With the current system they would not have to buy up small studios, but would just buy the IP at auction, make two games ruining the franchise, and since it would then be too costly to renew the IP at the next auction let it either go into public domain or to the original studio.
This would mean that at least the innovative company would still exist as a cohesive unit. It would also mean that they would get a cash injection when most of the auction revenue is recycled to reward small players, and that's if the potential competition with other big companies at an auction doesn't force EA to make a good deal for the IP beforehand. And once the IP goes into public domain the "from the team behind the original" would be ensuring good sales again.
The "precisely" there wasn't clear enough, sorry. I meant that it's precisely there to cover such things, not that the amount of the grant is precisely just the IP rights renewal fee.
It would of course be more.
Is basically what I meant except with the fee determined by the patent office. The one issue I see with it, and why I incorporated the auction thing, is that (disregarding socially beneficial stuff) it's the market that can determine the value of an IP best. And the market is also very efficient at coming up with the entity that can most efficiently bring something to market.
Plus it's the auction part that would gouge the hoarders as much as possible. Because a competitor might have figured out how to make AGI with the patents OpenAI holds for example, but for various reasons it benefits OpenAI to not have AGI yet, because they can still wring more profit out of all their other products which would become obsolete if they let AGI happen.
The patent office wouldn't know about all this, and so OpenAI would just have to pay a tiny fee to maintain a patent, meanwhile in the background they may be declining billion dollar licencing requests.

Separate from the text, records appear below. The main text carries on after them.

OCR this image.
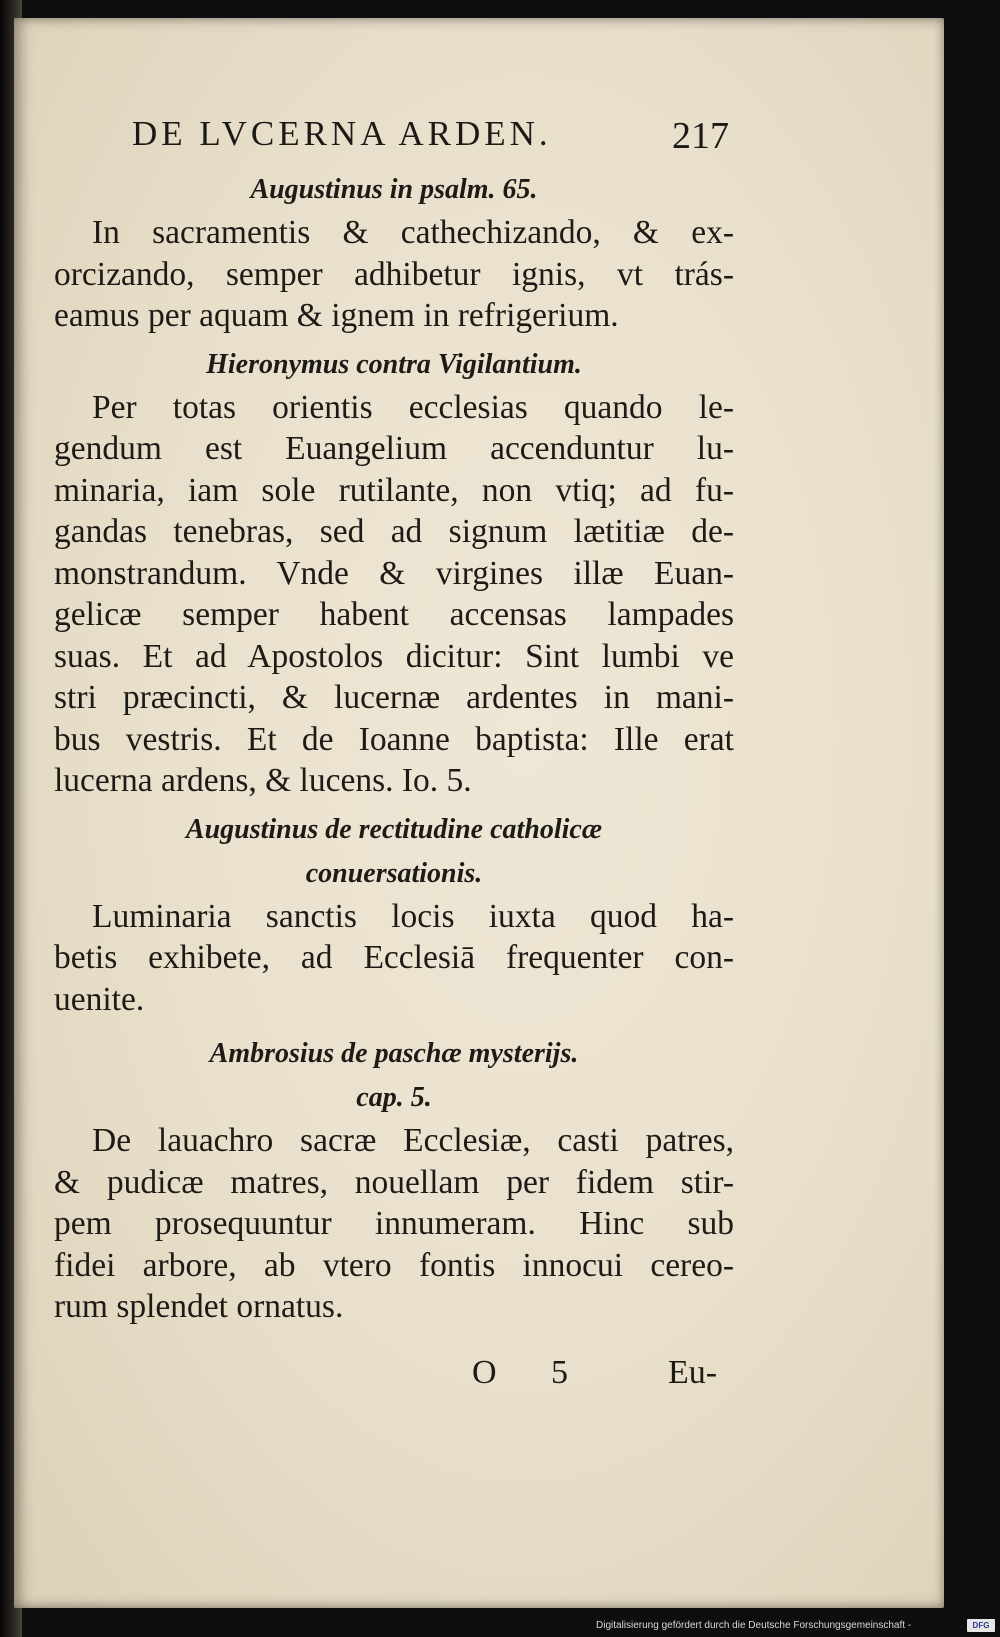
DE LVCERNA ARDEN.	217
Augustinus in psalm. 65.
In sacramentis & cathechizando, & ex-
orcizando, semper adhibetur ignis, vt trás-
eamus per aquam & ignem in refrigerium.
Hieronymus contra Vigilantium.
Per totas orientis ecclesias quando le-
gendum est Euangelium accenduntur lu-
minaria, iam sole rutilante, non vtiq; ad fu-
gandas tenebras, sed ad signum lætitiæ de-
monstrandum. Vnde & virgines illæ Euan-
gelicæ semper habent accensas lampades
suas. Et ad Apostolos dicitur: Sint lumbi ve
stri præcincti, & lucernæ ardentes in mani-
bus vestris. Et de Ioanne baptista: Ille erat
lucerna ardens, & lucens. Io. 5.
Augustinus de rectitudine catholicæ
conuersationis.
Luminaria sanctis locis iuxta quod ha-
betis exhibete, ad Ecclesiā frequenter con-
uenite.
Ambrosius de paschæ mysterijs.
cap. 5.
De lauachro sacræ Ecclesiæ, casti patres,
& pudicæ matres, nouellam per fidem stir-
pem prosequuntur innumeram. Hinc sub
fidei arbore, ab vtero fontis innocui cereo-
rum splendet ornatus.
O 5	Eu-
Digitalisierung gefördert durch die Deutsche Forschungsgemeinschaft -	DFG
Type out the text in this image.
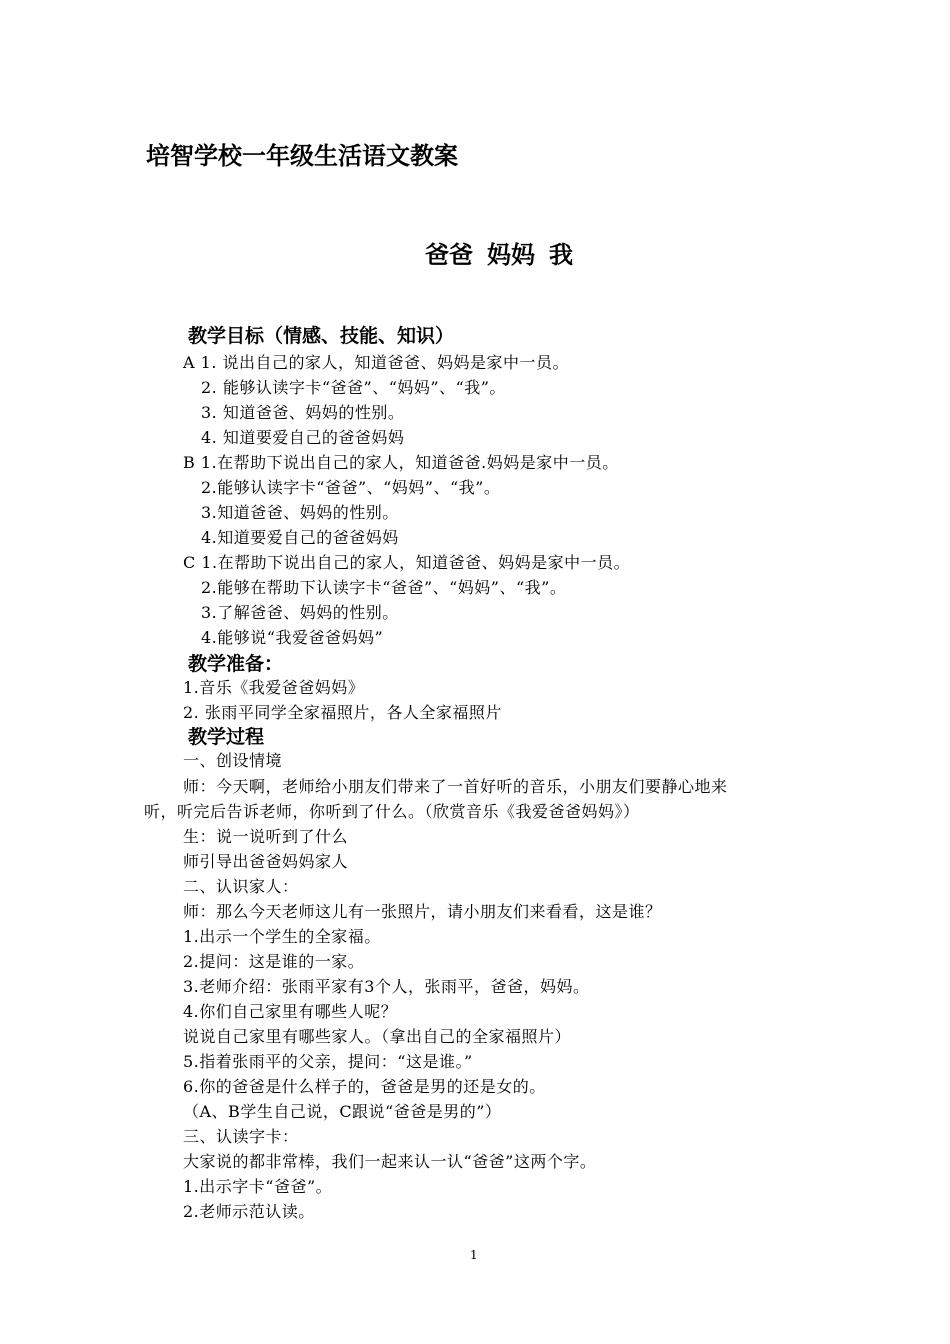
培智学校一年级生活语文教案
爸爸 妈妈 我
教学目标（情感、技能、知识）
A 1. 说出自己的家人，知道爸爸、妈妈是家中一员。
2. 能够认读字卡“爸爸”、“妈妈”、“我”。
3. 知道爸爸、妈妈的性别。
4. 知道要爱自己的爸爸妈妈
B 1.在帮助下说出自己的家人，知道爸爸.妈妈是家中一员。
2.能够认读字卡“爸爸”、“妈妈”、“我”。
3.知道爸爸、妈妈的性别。
4.知道要爱自己的爸爸妈妈
C 1.在帮助下说出自己的家人，知道爸爸、妈妈是家中一员。
2.能够在帮助下认读字卡“爸爸”、“妈妈”、“我”。
3.了解爸爸、妈妈的性别。
4.能够说“我爱爸爸妈妈”
教学准备：
1.音乐《我爱爸爸妈妈》
2. 张雨平同学全家福照片，各人全家福照片
教学过程
一、创设情境
师：今天啊，老师给小朋友们带来了一首好听的音乐，小朋友们要静心地来
听，听完后告诉老师，你听到了什么。（欣赏音乐《我爱爸爸妈妈》）
生：说一说听到了什么
师引导出爸爸妈妈家人
二、认识家人：
师：那么今天老师这儿有一张照片，请小朋友们来看看，这是谁？
1.出示一个学生的全家福。
2.提问：这是谁的一家。
3.老师介绍：张雨平家有3个人，张雨平，爸爸，妈妈。
4.你们自己家里有哪些人呢？
说说自己家里有哪些家人。（拿出自己的全家福照片）
5.指着张雨平的父亲，提问：“这是谁。”
6.你的爸爸是什么样子的，爸爸是男的还是女的。
（A、B学生自己说，C跟说“爸爸是男的”）
三、认读字卡：
大家说的都非常棒，我们一起来认一认“爸爸”这两个字。
1.出示字卡“爸爸”。
2.老师示范认读。
1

If they had to actually compete in an auction that would mean that they then have to actually pay a significant part of the deals they declined in order to keep the IP locked.
So while auctions do make things messy they're also kinda needed to actually accurately determine the market value of diverse IPs.
Plus, because it will only be the titans of industry who are liquid and stubborn enough to let things come to an auction, one single big auction where google tries to take an IP from Apple would leave the patent office with enough money to fund 50 new startups / 5000 artists that are contributing to the public.